UDC might disband after General Elections – possibly earlier!

17 Feb 2019

For the last few weeks, the UDC has been thrust so firmly into the public glare of our national politics.

Is the organization living up to the public scrutiny?

The jury is still out.

But so far the early optics are not so much encouraging. Emerging is a picture of an entity totally unable to withstand the elasticity strain.

There is really quite a plethora of reasons behind the decline of the Umbrella for Democratic Change.

Chief of those is the rise of Mokgweetsi Masisi who has addressed many of the concerns that the UDC had all along used as pivotal campaign issues.

The party has been left standing on one leg, and not a crutch to support the weak structure.

Other than the Masisi factor, a widespread deterioration of integrity will going forward prove UDC’s next elephant in the room.

Umbrella for Democratic Change seems to have set immense store based primarily on the outcome of the 2014 General Elections where they performed way better than even in their wildest dreams.

The party, especially its leadership seems to have discounted all that has happened since after 2014.

They have as a result not made effort to reinvent and come up with new innovations beyond 2014.

For them it is like life has been static and put in a freezer for all the five years since.

While the mood among general membership is growing uniquely gloomy, for some in leadership it’s all business as usual.

They are burying their heads in the sand.

While the possibility that the president of UDC might lose his parliamentary constituency is real, it does not seem like that is an issue for UDC – at least not yet.

The vice president for his part had to thrust himself into far flung rural areas as a carpetbagger to get any chance of resuscitating the dwindling odds of him coming back into parliament after losing his Gaborone Central in 2014.

The rancid outburst between Botswana National Front and the Botswana Congress Party over who the candidate for Gaborone Central should be, has highlighted how deep and volatile the fissures inside the UDC really are.

The skirmishes caught everyone, including the top leadership by surprise – highlighting just how far detached leadership is from the main body.

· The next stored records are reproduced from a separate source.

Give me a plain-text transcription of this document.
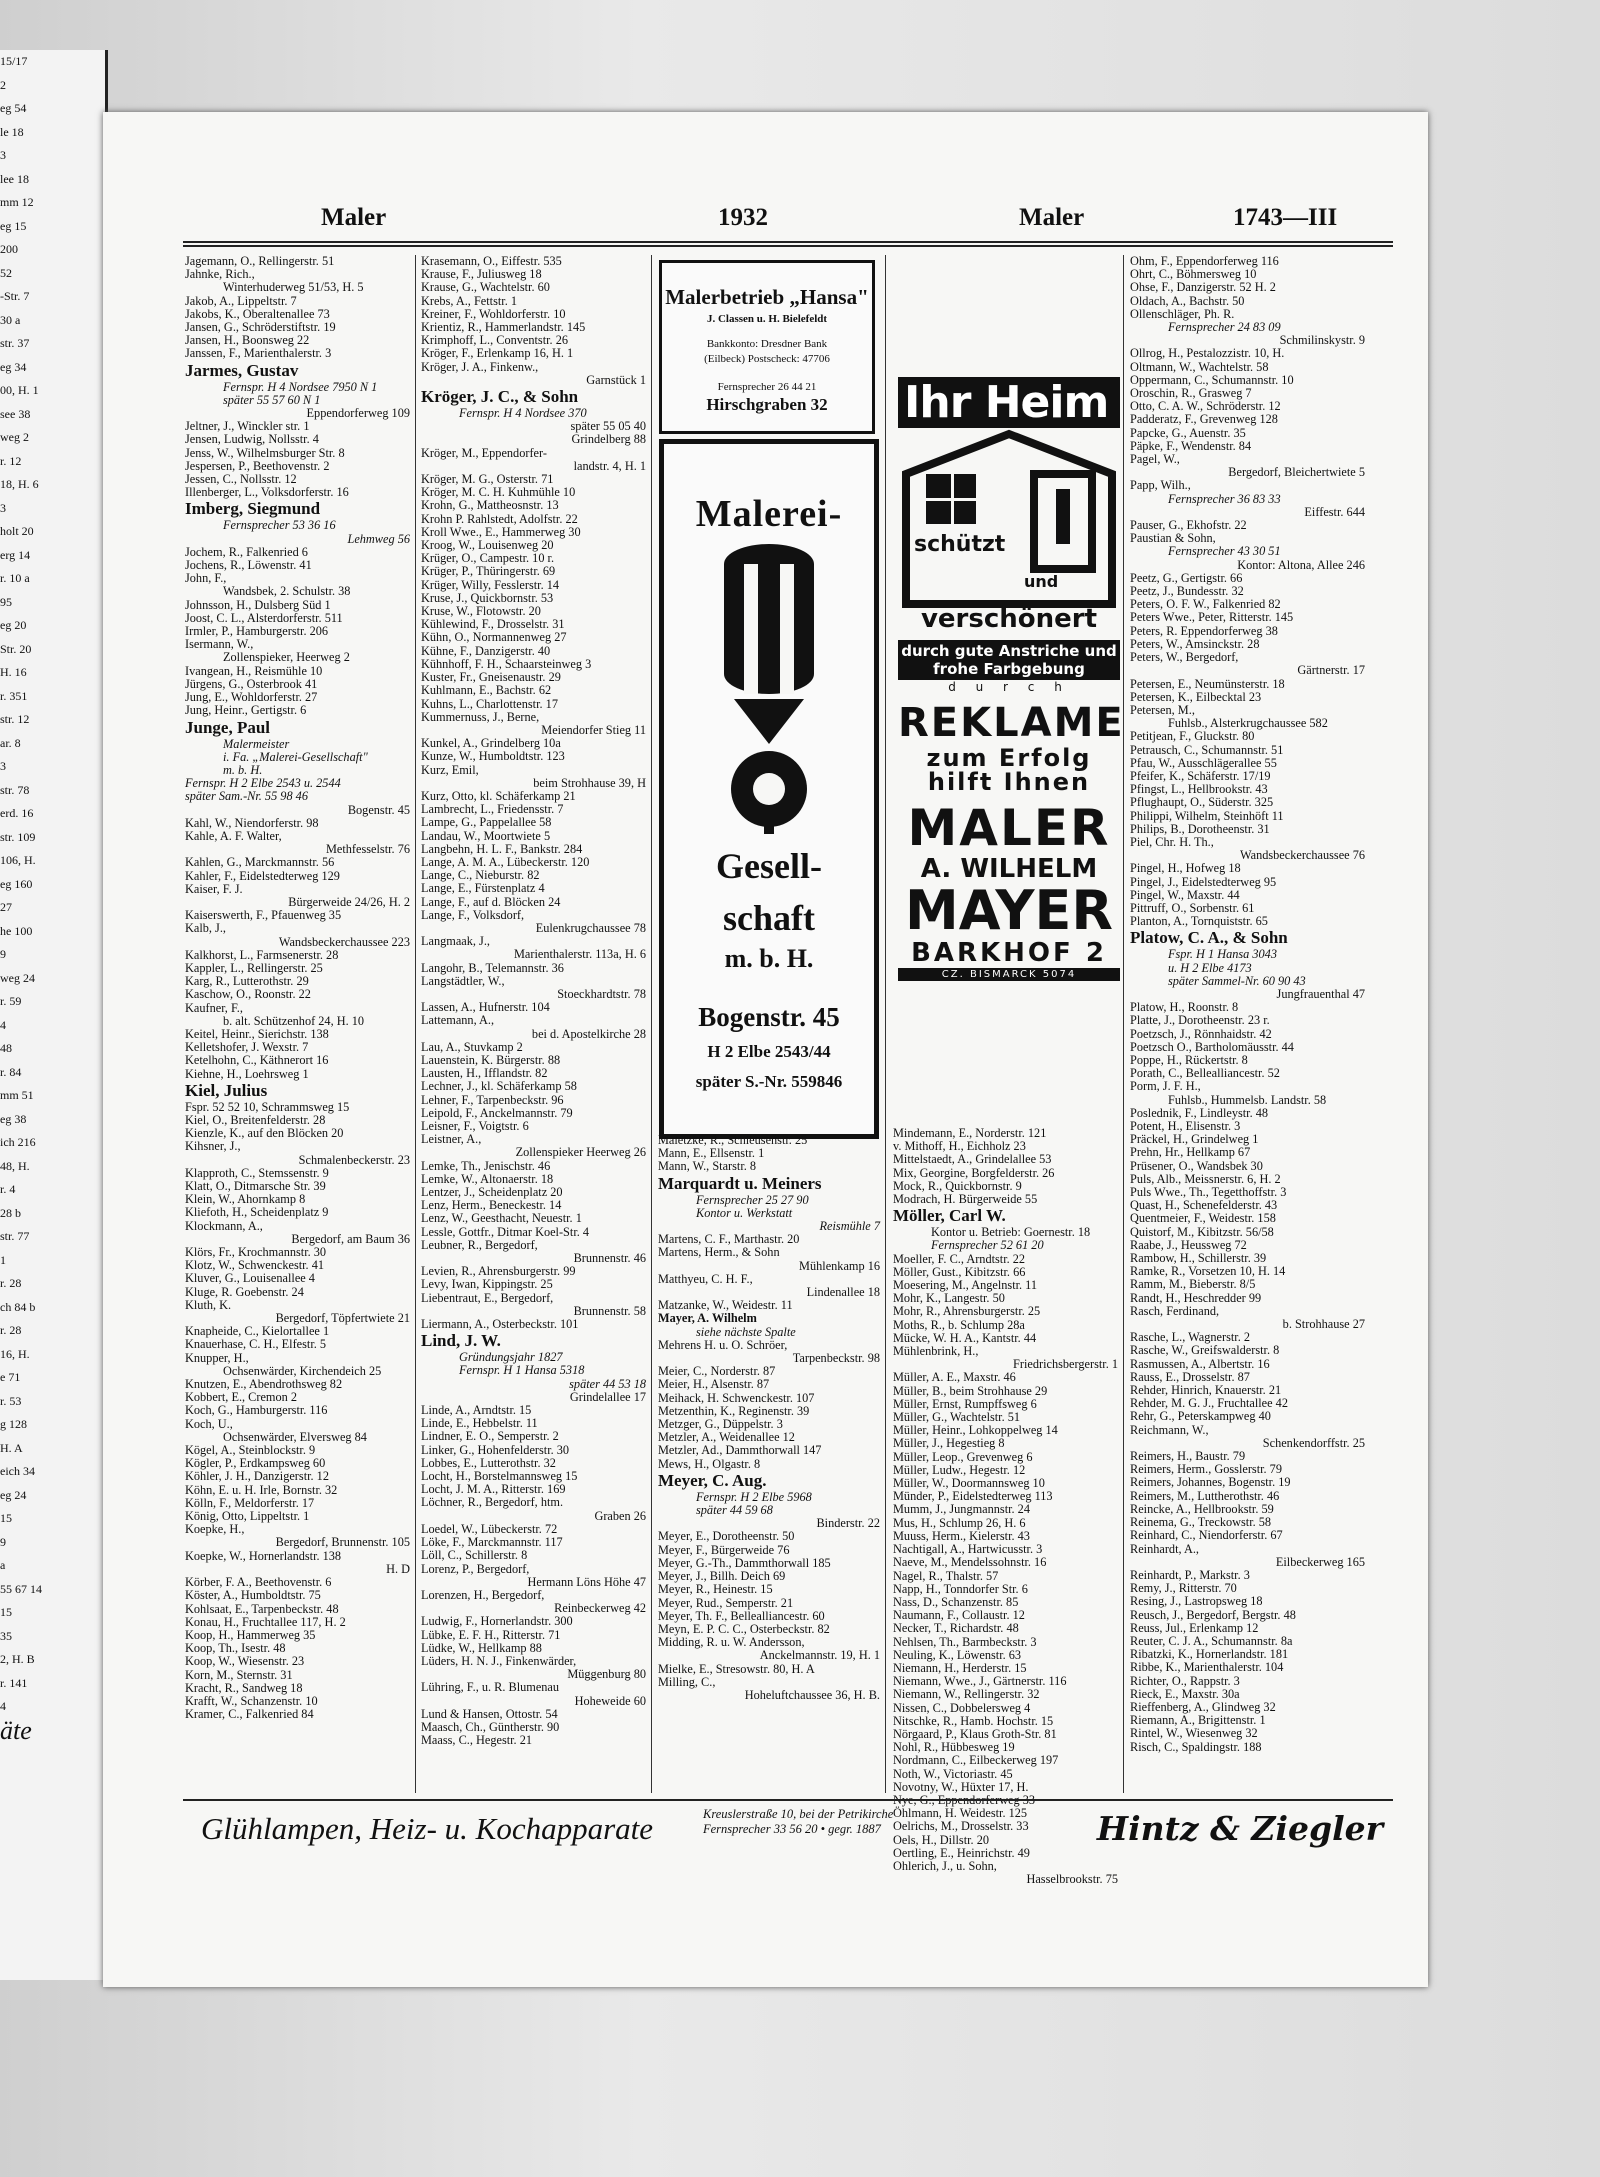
15/17
2
eg 54
le 18
3
lee 18
mm 12
eg 15
200
52
-Str. 7
30 a
str. 37
eg 34
00, H. 1
see 38
weg 2
r. 12
18, H. 6
3
holt 20
erg 14
r. 10 a
95
eg 20
Str. 20
H. 16
r. 351
str. 12
ar. 8
3
str. 78
erd. 16
str. 109
106, H.
eg 160
27
he 100
9
weg 24
r. 59
4
48
r. 84
mm 51
eg 38
ich 216
48, H.
r. 4
28 b
str. 77
1
r. 28
ch 84 b
r. 28
16, H.
e 71
r. 53
g 128
H. A
eich 34
eg 24
15
9
a
55 67 14
15
35
2, H. B
r. 141
4
äte
Maler	1932	Maler	1743—III
Jagemann, O., Rellingerstr. 51
Jahnke, Rich.,
Winterhuderweg 51/53, H. 5
Jakob, A., Lippeltstr. 7
Jakobs, K., Oberaltenallee 73
Jansen, G., Schröderstiftstr. 19
Jansen, H., Boonsweg 22
Janssen, F., Marienthalerstr. 3
Jarmes, Gustav
Fernspr. H 4 Nordsee 7950 N 1
später 55 57 60 N 1
Eppendorferweg 109
Jeltner, J., Winckler str. 1
Jensen, Ludwig, Nollsstr. 4
Jenss, W., Wilhelmsburger Str. 8
Jespersen, P., Beethovenstr. 2
Jessen, C., Nollsstr. 12
Illenberger, L., Volksdorferstr. 16
Imberg, Siegmund
Fernsprecher 53 36 16
Lehmweg 56
Jochem, R., Falkenried 6
Jochens, R., Löwenstr. 41
John, F.,
Wandsbek, 2. Schulstr. 38
Johnsson, H., Dulsberg Süd 1
Joost, C. L., Alsterdorferstr. 511
Irmler, P., Hamburgerstr. 206
Isermann, W.,
Zollenspieker, Heerweg 2
Ivangean, H., Reismühle 10
Jürgens, G., Osterbrook 41
Jung, E., Wohldorferstr. 27
Jung, Heinr., Gertigstr. 6
Junge, Paul
Malermeister
i. Fa. „Malerei-Gesellschaft"
m. b. H.
Fernspr. H 2 Elbe 2543 u. 2544
später Sam.-Nr. 55 98 46
Bogenstr. 45
Kahl, W., Niendorferstr. 98
Kahle, A. F. Walter,
Methfesselstr. 76
Kahlen, G., Marckmannstr. 56
Kahler, F., Eidelstedterweg 129
Kaiser, F. J.
Bürgerweide 24/26, H. 2
Kaiserswerth, F., Pfauenweg 35
Kalb, J.,
Wandsbeckerchaussee 223
Kalkhorst, L., Farmsenerstr. 28
Kappler, L., Rellingerstr. 25
Karg, R., Lutterothstr. 29
Kaschow, O., Roonstr. 22
Kaufner, F.,
b. alt. Schützenhof 24, H. 10
Keitel, Heinr., Sierichstr. 138
Kelletshofer, J. Wexstr. 7
Ketelhohn, C., Käthnerort 16
Kiehne, H., Loehrsweg 1
Kiel, Julius
Fspr. 52 52 10, Schrammsweg 15
Kiel, O., Breitenfelderstr. 28
Kienzle, K., auf den Blöcken 20
Kihsner, J.,
Schmalenbeckerstr. 23
Klapproth, C., Stemssenstr. 9
Klatt, O., Ditmarsche Str. 39
Klein, W., Ahornkamp 8
Kliefoth, H., Scheidenplatz 9
Klockmann, A.,
Bergedorf, am Baum 36
Klörs, Fr., Krochmannstr. 30
Klotz, W., Schwenckestr. 41
Kluver, G., Louisenallee 4
Kluge, R. Goebenstr. 24
Kluth, K.
Bergedorf, Töpfertwiete 21
Knapheide, C., Kielortallee 1
Knauerhase, C. H., Elfestr. 5
Knupper, H.,
Ochsenwärder, Kirchendeich 25
Knutzen, E., Abendrothsweg 82
Kobbert, E., Cremon 2
Koch, G., Hamburgerstr. 116
Koch, U.,
Ochsenwärder, Elversweg 84
Kögel, A., Steinblockstr. 9
Kögler, P., Erdkampsweg 60
Köhler, J. H., Danzigerstr. 12
Köhn, E. u. H. Irle, Bornstr. 32
Kölln, F., Meldorferstr. 17
König, Otto, Lippeltstr. 1
Koepke, H.,
Bergedorf, Brunnenstr. 105
Koepke, W., Hornerlandstr. 138
H. D
Körber, F. A., Beethovenstr. 6
Köster, A., Humboldtstr. 75
Kohlsaat, E., Tarpenbeckstr. 48
Konau, H., Fruchtallee 117, H. 2
Koop, H., Hammerweg 35
Koop, Th., Isestr. 48
Koop, W., Wiesenstr. 23
Korn, M., Sternstr. 31
Kracht, R., Sandweg 18
Krafft, W., Schanzenstr. 10
Kramer, C., Falkenried 84
Krasemann, O., Eiffestr. 535
Krause, F., Juliusweg 18
Krause, G., Wachtelstr. 60
Krebs, A., Fettstr. 1
Kreiner, F., Wohldorferstr. 10
Krientiz, R., Hammerlandstr. 145
Krimphoff, L., Conventstr. 26
Kröger, F., Erlenkamp 16, H. 1
Kröger, J. A., Finkenw.,
Garnstück 1
Kröger, J. C., & Sohn
Fernspr. H 4 Nordsee 370
später 55 05 40
Grindelberg 88
Kröger, M., Eppendorfer-
landstr. 4, H. 1
Kröger, M. G., Osterstr. 71
Kröger, M. C. H. Kuhmühle 10
Krohn, G., Mattheosnstr. 13
Krohn P. Rahlstedt, Adolfstr. 22
Kroll Wwe., E., Hammerweg 30
Kroog, W., Louisenweg 20
Krüger, O., Campestr. 10 r.
Krüger, P., Thüringerstr. 69
Krüger, Willy, Fesslerstr. 14
Kruse, J., Quickbornstr. 53
Kruse, W., Flotowstr. 20
Kühlewind, F., Drosselstr. 31
Kühn, O., Normannenweg 27
Kühne, F., Danzigerstr. 40
Kühnhoff, F. H., Schaarsteinweg 3
Kuster, Fr., Gneisenaustr. 29
Kuhlmann, E., Bachstr. 62
Kuhns, L., Charlottenstr. 17
Kummernuss, J., Berne,
Meiendorfer Stieg 11
Kunkel, A., Grindelberg 10a
Kunze, W., Humboldtstr. 123
Kurz, Emil,
beim Strohhause 39, H
Kurz, Otto, kl. Schäferkamp 21
Lambrecht, L., Friedensstr. 7
Lampe, G., Pappelallee 58
Landau, W., Moortwiete 5
Langbehn, H. L. F., Bankstr. 284
Lange, A. M. A., Lübeckerstr. 120
Lange, C., Nieburstr. 82
Lange, E., Fürstenplatz 4
Lange, F., auf d. Blöcken 24
Lange, F., Volksdorf,
Eulenkrugchaussee 78
Langmaak, J.,
Marienthalerstr. 113a, H. 6
Langohr, B., Telemannstr. 36
Langstädtler, W.,
Stoeckhardtstr. 78
Lassen, A., Hufnerstr. 104
Lattemann, A.,
bei d. Apostelkirche 28
Lau, A., Stuvkamp 2
Lauenstein, K. Bürgerstr. 88
Lausten, H., Ifflandstr. 82
Lechner, J., kl. Schäferkamp 58
Lehner, F., Tarpenbeckstr. 96
Leipold, F., Anckelmannstr. 79
Leisner, F., Voigtstr. 6
Leistner, A.,
Zollenspieker Heerweg 26
Lemke, Th., Jenischstr. 46
Lemke, W., Altonaerstr. 18
Lentzer, J., Scheidenplatz 20
Lenz, Herm., Beneckestr. 14
Lenz, W., Geesthacht, Neuestr. 1
Lessle, Gottfr., Ditmar Koel-Str. 4
Leubner, R., Bergedorf,
Brunnenstr. 46
Levien, R., Ahrensburgerstr. 99
Levy, Iwan, Kippingstr. 25
Liebentraut, E., Bergedorf,
Brunnenstr. 58
Liermann, A., Osterbeckstr. 101
Lind, J. W.
Gründungsjahr 1827
Fernspr. H 1 Hansa 5318
später 44 53 18
Grindelallee 17
Linde, A., Arndtstr. 15
Linde, E., Hebbelstr. 11
Lindner, E. O., Semperstr. 2
Linker, G., Hohenfelderstr. 30
Lobbes, E., Lutterothstr. 32
Locht, H., Borstelmannsweg 15
Locht, J. M. A., Ritterstr. 169
Löchner, R., Bergedorf, htm.
Graben 26
Loedel, W., Lübeckerstr. 72
Löke, F., Marckmannstr. 117
Löll, C., Schillerstr. 8
Lorenz, P., Bergedorf,
Hermann Löns Höhe 47
Lorenzen, H., Bergedorf,
Reinbeckerweg 42
Ludwig, F., Hornerlandstr. 300
Lübke, E. F. H., Ritterstr. 71
Lüdke, W., Hellkamp 88
Lüders, H. N. J., Finkenwärder,
Müggenburg 80
Lühring, F., u. R. Blumenau
Hoheweide 60
Lund & Hansen, Ottostr. 54
Maasch, Ch., Güntherstr. 90
Maass, C., Hegestr. 21
Malerbetrieb „Hansa"
J. Classen u. H. Bielefeldt
Bankkonto: Dresdner Bank
(Eilbeck) Postscheck: 47706
Fernsprecher 26 44 21
Hirschgraben 32
Malerei-
Gesell-
schaft
m. b. H.
Bogenstr. 45
H 2 Elbe 2543/44
später S.-Nr. 559846
Maletzke, R., Schleusenstr. 25
Mann, E., Ellsenstr. 1
Mann, W., Starstr. 8
Marquardt u. Meiners
Fernsprecher 25 27 90
Kontor u. Werkstatt
Reismühle 7
Martens, C. F., Marthastr. 20
Martens, Herm., & Sohn
Mühlenkamp 16
Matthyeu, C. H. F.,
Lindenallee 18
Matzanke, W., Weidestr. 11
Mayer, A. Wilhelm
siehe nächste Spalte
Mehrens H. u. O. Schröer,
Tarpenbeckstr. 98
Meier, C., Norderstr. 87
Meier, H., Alsenstr. 87
Meihack, H. Schwenckestr. 107
Metzenthin, K., Reginenstr. 39
Metzger, G., Düppelstr. 3
Metzler, A., Weidenallee 12
Metzler, Ad., Dammthorwall 147
Mews, H., Olgastr. 8
Meyer, C. Aug.
Fernspr. H 2 Elbe 5968
später 44 59 68
Binderstr. 22
Meyer, E., Dorotheenstr. 50
Meyer, F., Bürgerweide 76
Meyer, G.-Th., Dammthorwall 185
Meyer, J., Billh. Deich 69
Meyer, R., Heinestr. 15
Meyer, Rud., Semperstr. 21
Meyer, Th. F., Bellealliancestr. 60
Meyn, E. P. C. C., Osterbeckstr. 82
Midding, R. u. W. Andersson,
Anckelmannstr. 19, H. 1
Mielke, E., Stresowstr. 80, H. A
Milling, C.,
Hoheluftchaussee 36, H. B.
Ihr Heim
schützt
und
verschönert
durch gute Anstriche und frohe Farbgebung
d u r c h
REKLAME
zum Erfolg
hilft Ihnen
MALER
A. WILHELM
MAYER
BARKHOF 2
CZ. BISMARCK 5074
Mindemann, E., Norderstr. 121
v. Mithoff, H., Eichholz 23
Mittelstaedt, A., Grindelallee 53
Mix, Georgine, Borgfelderstr. 26
Mock, R., Quickbornstr. 9
Modrach, H. Bürgerweide 55
Möller, Carl W.
Kontor u. Betrieb: Goernestr. 18
Fernsprecher 52 61 20
Moeller, F. C., Arndtstr. 22
Möller, Gust., Kibitzstr. 66
Moesering, M., Angelnstr. 11
Mohr, K., Langestr. 50
Mohr, R., Ahrensburgerstr. 25
Moths, R., b. Schlump 28a
Mücke, W. H. A., Kantstr. 44
Mühlenbrink, H.,
Friedrichsbergerstr. 1
Müller, A. E., Maxstr. 46
Müller, B., beim Strohhause 29
Müller, Ernst, Rumpffsweg 6
Müller, G., Wachtelstr. 51
Müller, Heinr., Lohkoppelweg 14
Müller, J., Hegestieg 8
Müller, Leop., Grevenweg 6
Müller, Ludw., Hegestr. 12
Müller, W., Doormannsweg 10
Münder, P., Eidelstedterweg 113
Mumm, J., Jungmannstr. 24
Mus, H., Schlump 26, H. 6
Muuss, Herm., Kielerstr. 43
Nachtigall, A., Hartwicusstr. 3
Naeve, M., Mendelssohnstr. 16
Nagel, R., Thalstr. 57
Napp, H., Tonndorfer Str. 6
Nass, D., Schanzenstr. 85
Naumann, F., Collaustr. 12
Necker, T., Richardstr. 48
Nehlsen, Th., Barmbeckstr. 3
Neuling, K., Löwenstr. 63
Niemann, H., Herderstr. 15
Niemann, Wwe., J., Gärtnerstr. 116
Niemann, W., Rellingerstr. 32
Nissen, C., Dobbelersweg 4
Nitschke, R., Hamb. Hochstr. 15
Nörgaard, P., Klaus Groth-Str. 81
Nohl, R., Hübbesweg 19
Nordmann, C., Eilbeckerweg 197
Noth, W., Victoriastr. 45
Novotny, W., Hüxter 17, H.
Nye, G., Eppendorferweg 33
Öhlmann, H. Weidestr. 125
Oelrichs, M., Drosselstr. 33
Oels, H., Dillstr. 20
Oertling, E., Heinrichstr. 49
Ohlerich, J., u. Sohn,
Hasselbrookstr. 75
Ohm, F., Eppendorferweg 116
Ohrt, C., Böhmersweg 10
Ohse, F., Danzigerstr. 52 H. 2
Oldach, A., Bachstr. 50
Ollenschläger, Ph. R.
Fernsprecher 24 83 09
Schmilinskystr. 9
Ollrog, H., Pestalozzistr. 10, H.
Oltmann, W., Wachtelstr. 58
Oppermann, C., Schumannstr. 10
Oroschin, R., Grasweg 7
Otto, C. A. W., Schröderstr. 12
Padderatz, F., Grevenweg 128
Papcke, G., Auenstr. 35
Päpke, F., Wendenstr. 84
Pagel, W.,
Bergedorf, Bleichertwiete 5
Papp, Wilh.,
Fernsprecher 36 83 33
Eiffestr. 644
Pauser, G., Ekhofstr. 22
Paustian & Sohn,
Fernsprecher 43 30 51
Kontor: Altona, Allee 246
Peetz, G., Gertigstr. 66
Peetz, J., Bundesstr. 32
Peters, O. F. W., Falkenried 82
Peters Wwe., Peter, Ritterstr. 145
Peters, R. Eppendorferweg 38
Peters, W., Amsinckstr. 28
Peters, W., Bergedorf,
Gärtnerstr. 17
Petersen, E., Neumünsterstr. 18
Petersen, K., Eilbecktal 23
Petersen, M.,
Fuhlsb., Alsterkrugchaussee 582
Petitjean, F., Gluckstr. 80
Petrausch, C., Schumannstr. 51
Pfau, W., Ausschlägerallee 55
Pfeifer, K., Schäferstr. 17/19
Pfingst, L., Hellbrookstr. 43
Pflughaupt, O., Süderstr. 325
Philippi, Wilhelm, Steinhöft 11
Philips, B., Dorotheenstr. 31
Piel, Chr. H. Th.,
Wandsbeckerchaussee 76
Pingel, H., Hofweg 18
Pingel, J., Eidelstedterweg 95
Pingel, W., Maxstr. 44
Pittruff, O., Sorbenstr. 61
Planton, A., Tornquiststr. 65
Platow, C. A., & Sohn
Fspr. H 1 Hansa 3043
u. H 2 Elbe 4173
später Sammel-Nr. 60 90 43
Jungfrauenthal 47
Platow, H., Roonstr. 8
Platte, J., Dorotheenstr. 23 r.
Poetzsch, J., Rönnhaidstr. 42
Poetzsch O., Bartholomäusstr. 44
Poppe, H., Rückertstr. 8
Porath, C., Bellealliancestr. 52
Porm, J. F. H.,
Fuhlsb., Hummelsb. Landstr. 58
Poslednik, F., Lindleystr. 48
Potent, H., Elisenstr. 3
Präckel, H., Grindelweg 1
Prehn, Hr., Hellkamp 67
Prüsener, O., Wandsbek 30
Puls, Alb., Meissnerstr. 6, H. 2
Puls Wwe., Th., Tegetthoffstr. 3
Quast, H., Schenefelderstr. 43
Quentmeier, F., Weidestr. 158
Quistorf, M., Kibitzstr. 56/58
Raabe, J., Heussweg 72
Rambow, H., Schillerstr. 39
Ramke, R., Vorsetzen 10, H. 14
Ramm, M., Bieberstr. 8/5
Randt, H., Heschredder 99
Rasch, Ferdinand,
b. Strohhause 27
Rasche, L., Wagnerstr. 2
Rasche, W., Greifswalderstr. 8
Rasmussen, A., Albertstr. 16
Rauss, E., Drosselstr. 87
Rehder, Hinrich, Knauerstr. 21
Rehder, M. G. J., Fruchtallee 42
Rehr, G., Peterskampweg 40
Reichmann, W.,
Schenkendorffstr. 25
Reimers, H., Baustr. 79
Reimers, Herm., Gosslerstr. 79
Reimers, Johannes, Bogenstr. 19
Reimers, M., Luttherothstr. 46
Reincke, A., Hellbrookstr. 59
Reinema, G., Treckowstr. 58
Reinhard, C., Niendorferstr. 67
Reinhardt, A.,
Eilbeckerweg 165
Reinhardt, P., Markstr. 3
Remy, J., Ritterstr. 70
Resing, J., Lastropsweg 18
Reusch, J., Bergedorf, Bergstr. 48
Reuss, Jul., Erlenkamp 12
Reuter, C. J. A., Schumannstr. 8a
Ribatzki, K., Hornerlandstr. 181
Ribbe, K., Marienthalerstr. 104
Richter, O., Rappstr. 3
Rieck, E., Maxstr. 30a
Rieffenberg, A., Glindweg 32
Riemann, A., Brigittenstr. 1
Rintel, W., Wiesenweg 32
Risch, C., Spaldingstr. 188
Glühlampen, Heiz- u. Kochapparate	Kreuslerstraße 10, bei der Petrikirche
Fernsprecher 33 56 20 • gegr. 1887	Hintz & Ziegler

There is clearly a disciplinary void inside the UDC.

Indiscipline runs right from top leadership to youth structures, as seen by the language and behavior put out to the public as part of the dispute over Gaborone Central.

If electronic texts of conversations between top leaders that were leaked last year were a red-flag of the situation that was then fast developing, the weekend mis-behavior to announce candidates without due process was a sign of rampant wildfires already sweeping ablaze inside the UDC.

Indiscipline is however not the only totemic matter the UDC has to grapple with.

Even at its best of times, with a leadership that was at the time in touch and hands-on, the UDC was always an uneasy coalition.

At that time, the BNF hard left had a thinly veiled contempt for Ndaba Gaolathe, the then leader of Botswana Movement for Democracy, and defacto chief administrator of the UDC. They peddled stories of him being a BDP under the carpet.

Ndaba Gaolathe’s followers inside the BMD returned the favour.

Suave and more cosmopolitan BMD looked askance at the crude, unkempt and socially un-polished BNF masses who they dismissed as lacking brand and image consciousness.

The UDC is today going through its worst days.

The group’s long suppressed worst instincts are bursting to the surface.

As somebody so succinctly put it recently, the whole alliance has really been predicated on a lie.

And something based on a lie will in no time explode.

The lies and flash fights against one another only tell half the story.

The trust deficit especially at leadership levels poses a much bigger challenge for a party playing in a league where the bar has been raised to hitherto incredibly high levels.

As was to be expected, under the circumstances every outfit under the umbrella has now resorted to tribal partisan politics.

This area is the BCP home ground. And for their planners and strategists, they have a natural advantage.

The decision by BCP youth to announce one Dr Pheko as UDC candidate for Gaborone Central is actually a classical BCP modus operandi, cut and refined years ago shortly after the BCP was established.  It is called political kite-flying – which is the art of floating an idea to the public with the purpose of establishing how the public would react.

On its deployment of this strategy the party has in the past proven brazen and at times even reckless.

For the umpteenth time, this week the BCP thrust that same strategy into the public domain. And when it backfired an official spokesperson was at hand to provide what seemed like an official line.

Each party inside the UDC is really planning for a life after the UDC.

Every decision is taken, not for the good of UDC but based on parochial party line political calculations.

Deep down, each of the parties know so well that UDC is dead; alive only in name.

For each of them what little can now be salvaged should help each for a possible power grab post-UDC.

There is neither any long strategic long-term thinking nor planning between the UDC components.

The spirit of communality and common purpose has long dissipated.

It’s now every man for himself.

The conversational range inside the once ambitious movement has grown vanishingly short.

It has been reduced to a few words – fight, fight and fight.

And that fight means pitting a comrade against a comrade.

The objective is no longer about growing the UDC, and certainly not about improving its fortunes.

In short the UDC has gone beyond self-defeatist. It has become fatalistic.

This time the stakes are unprecedentedly high. There might be no UDC after October scheduled General Elections – possibly earlier.